Cumhuriyet’in kuruluş yıllarında, ulus devlet anlayışı, Akdeniz kıyıları boyunca, Portekiz’de, İspanya’da, İtalya’da faşizmi ihya etmiştir. Alman faşizminin, düşünceden mimariye Türkiye üzerindeki etkilerine hiç girmiyorum.

Nihayetinde, Türkiye’de, 1950’ye kadar, tek partili ve otoriter bir yönetim sistemi vardı. Belki de tarihsel bir zorunluluktu ama böyleydi.

Türkiye Cumhuriyeti hiçbir zaman antikapitalist ülkelerin saflarında yer almadı. Kuruluşundan günümüze her zaman kapitalist sistemde yer aldı. Şu anda zaten kapitalizm, Dünya sistemidir.

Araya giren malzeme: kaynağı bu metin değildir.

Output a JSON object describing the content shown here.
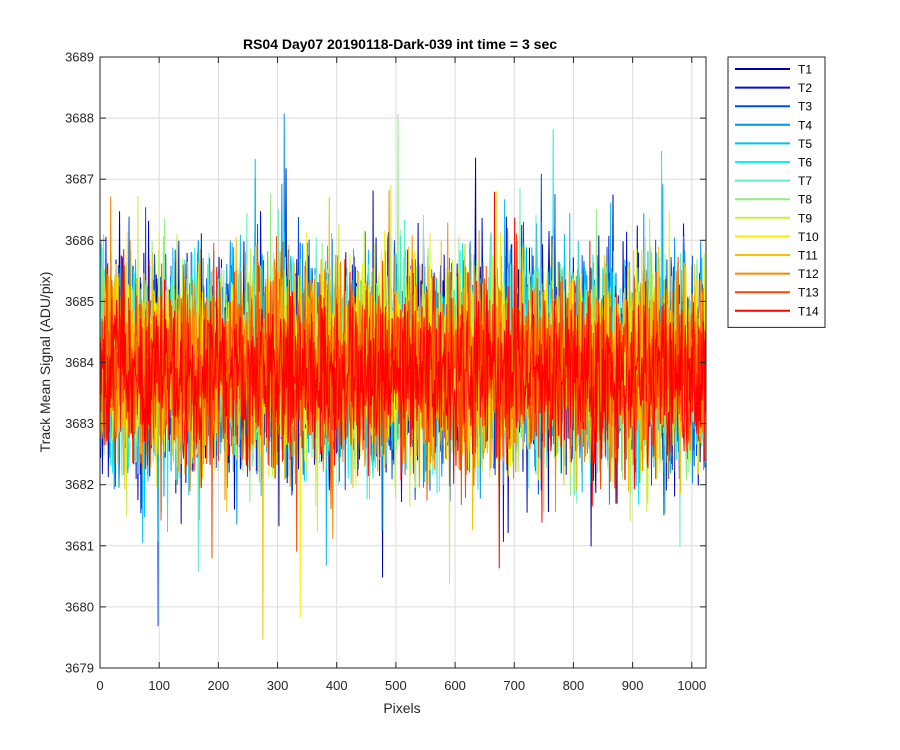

CHP’lilerin solculuğunun karinesi kabul edilen Aydınlanma devrimi ise, bir burjuva devrimidir.

Bu devlet ceberuttur. Daha lise öğrencisiyken, “güleryüzlü sosyalizm” üzerine yazı yazdığı için günlerce siyasi şubede tutulmuş biriyim. Bakanlık binasında Mescit yapılmış kitaplığı eski haline döndürmekle suçlanarak Paris’ten Erzurum’a sürüldüm. Ve benzeri bir sürü sinir bozucu vaka…

Sistem karşıtı fikirleri savunmanın bedelini hayatımın her döneminde ödedim ve hiç pişman değilim.

Çevremde, fikirlerinden ötürü canından olmuş, hapishanelerde ömrünü tüketmiş çok fazla insan oldu. Onlara saygımdan, kendi başıma gelenleri dile getirmemeye her zaman özen gösterdim.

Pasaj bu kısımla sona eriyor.